In the Asian session, risk aversion has been gradually seeping into the general psyche of FX traders. The bombardment of graphic images from Bahrain and other Middle East nations combined with official confirmation that Iran is looking to send two naval vessels through the Suez canal has clearly weighed on risk correlated trades.
CHF has been the main beneficiary of early safe-haven flow with the USDCHF dropping sharply to 0.9450 and EURCHF falling to 1.2907. However, equity markets saw a modest rally and commodity prices failed to react, suggesting that the impact of Middle East events are still merely a marginal driver. While the official process for crossing the Suez Canal is slightly muddled, it's most likely that international treaties state that the primary reason for denial by the Egyptian Defense Ministry would be in case of war, which suggests the Iranian request will be granted. Interestingly, Suez Canal administrators do not take Iran Rial, so we should hope they have some greenbacks in petty cash.

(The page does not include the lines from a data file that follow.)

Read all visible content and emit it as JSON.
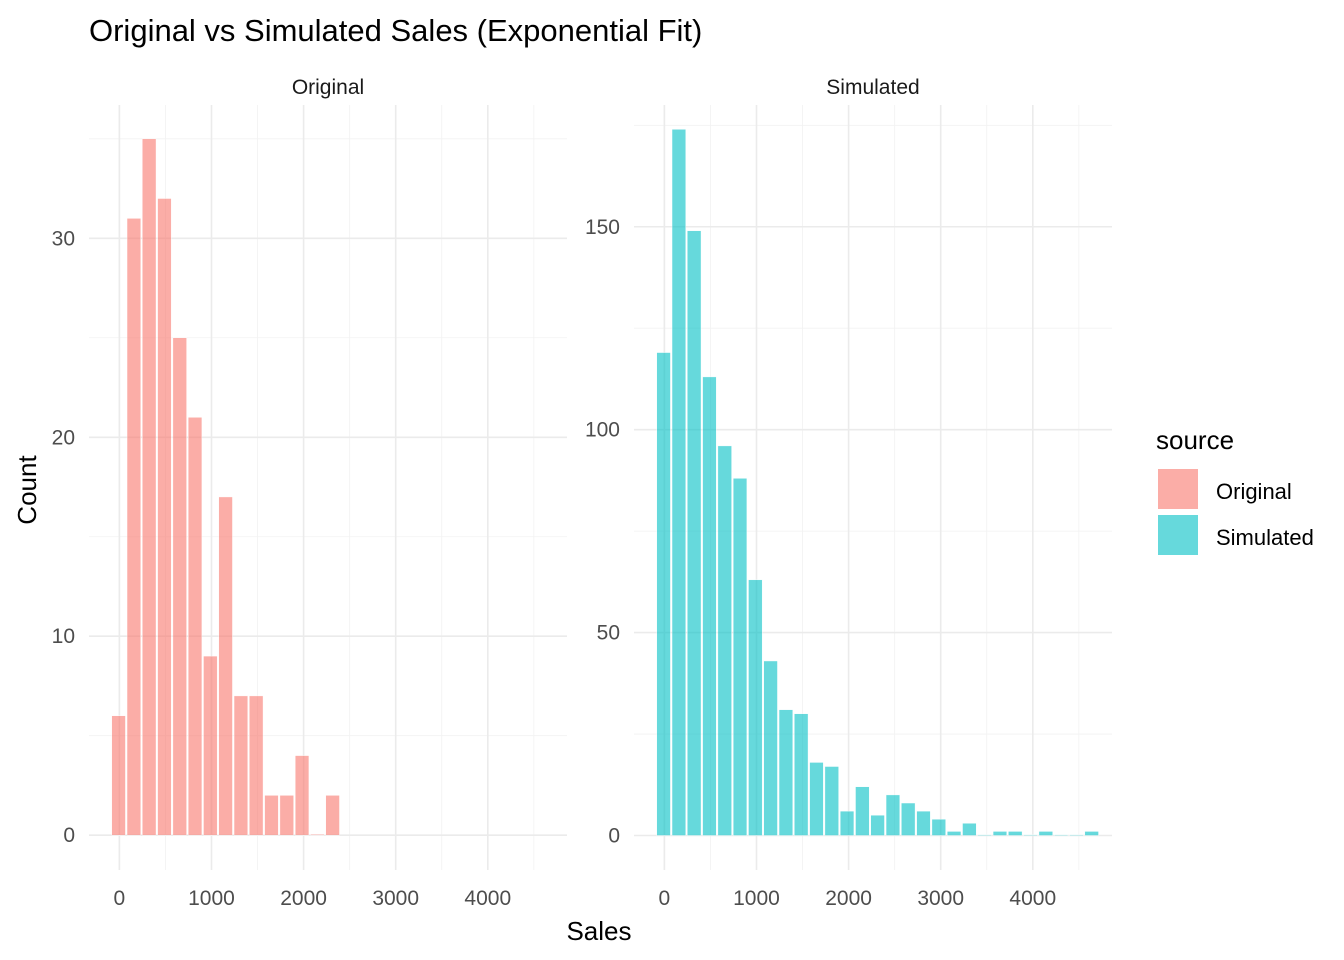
{
  "title": "Original vs Simulated Sales (Exponential Fit)",
  "xlabel": "Sales",
  "ylabel": "Count",
  "legend": {
    "title": "source",
    "items": [
      {
        "label": "Original",
        "color": "#F8766D"
      },
      {
        "label": "Simulated",
        "color": "#00BFC4"
      }
    ]
  },
  "chart_data": [
    {
      "type": "bar",
      "panel": "Original",
      "series_name": "Original",
      "color": "#F8766D",
      "bin_width": 166,
      "x": [
        0,
        166,
        332,
        498,
        664,
        830,
        996,
        1162,
        1328,
        1494,
        1660,
        1826,
        1992,
        2158,
        2324
      ],
      "values": [
        6,
        31,
        35,
        32,
        25,
        21,
        9,
        17,
        7,
        7,
        2,
        2,
        4,
        0,
        2
      ],
      "xlim": [
        -330,
        4860
      ],
      "ylim": [
        -1.75,
        36.7
      ],
      "x_ticks": [
        0,
        1000,
        2000,
        3000,
        4000
      ],
      "x_tick_labels": [
        "0",
        "1000",
        "2000",
        "3000",
        "4000"
      ],
      "y_ticks": [
        0,
        10,
        20,
        30
      ],
      "y_tick_labels": [
        "0",
        "10",
        "20",
        "30"
      ],
      "grid": true
    },
    {
      "type": "bar",
      "panel": "Simulated",
      "series_name": "Simulated",
      "color": "#00BFC4",
      "bin_width": 166,
      "x": [
        0,
        166,
        332,
        498,
        664,
        830,
        996,
        1162,
        1328,
        1494,
        1660,
        1826,
        1992,
        2158,
        2324,
        2490,
        2656,
        2822,
        2988,
        3154,
        3320,
        3486,
        3652,
        3818,
        3984,
        4150,
        4316,
        4482,
        4648
      ],
      "values": [
        119,
        174,
        149,
        113,
        96,
        88,
        63,
        43,
        31,
        30,
        18,
        17,
        6,
        12,
        5,
        10,
        8,
        6,
        4,
        1,
        3,
        0,
        1,
        1,
        0,
        1,
        0,
        0,
        1
      ],
      "xlim": [
        -330,
        4860
      ],
      "ylim": [
        -8.5,
        180
      ],
      "x_ticks": [
        0,
        1000,
        2000,
        3000,
        4000
      ],
      "x_tick_labels": [
        "0",
        "1000",
        "2000",
        "3000",
        "4000"
      ],
      "y_ticks": [
        0,
        50,
        100,
        150
      ],
      "y_tick_labels": [
        "0",
        "50",
        "100",
        "150"
      ],
      "grid": true
    }
  ]
}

Traders will be watching events unfold cautiously, especially if Israel steps up the hawkish rhetoric. As expected, crude prices have also reacted to regional activity with Brent's front end steadily increasing to $104.52 before retracing slightly. Given the unease heading into the weekend we suspect that FX trading will remain subdued and rallies in EURUSD will remained capped. US data yesterday followed the FOMC minutes with a slightly optimistic read as the Philadelphia Fed manufacturing survey jumped to 35.9 from 19.3. However, while the pundits celebrated the so-called sign of recovery (although we have very little faith in surveys right now), the Fed's dovish Charles Evans stated that the speed of recovery remains disappointing. He pointed to the elevated unemployment data and benign inflation data (even though yesterday's fresh CPI print was slightly higher than expected), suggesting that the Fed had missed both their policy objectives; adding that there was a long road ahead before we return to full utilization. Treasury yields dropped partially due to risk flow and partly to potential for further QE.
Today's data calendar is light; G20 finance ministers and central bank Governors will meet in Paris, Canadian CPI and Geithner & Bernanke will be speaking .
As we expected, the sterling has had a volatile week which has been rounded off by much stronger than expected retail sales figures for January (1.9% MoM, 5.3% YoY vs. expectations of 0.5% and 4.0% respectively). We had suspected that the data would rebound strongly following the disappointing end of year data that was distorted by inclement weather, and believe that the UK growth data will continue to improve. After the punch sterling bulls received from BoE Governor King on Wednesday (King will be speaking today), the GBP has rallied back nicely. Ultra hawk Andrew Sentence sped up the process yesterday saying he sees danger that high inflation becomes ingrained and the BoE needs faster, bigger rate rise than markets expect. We agree wholeheartedly and continue to see short term corrections as an opportunity to build long GBP positions.
As for the G20 communiqué expected to be released Saturday, we suspect that policy officials will look to flex their muscles with a strongly worded statement against FX speculation.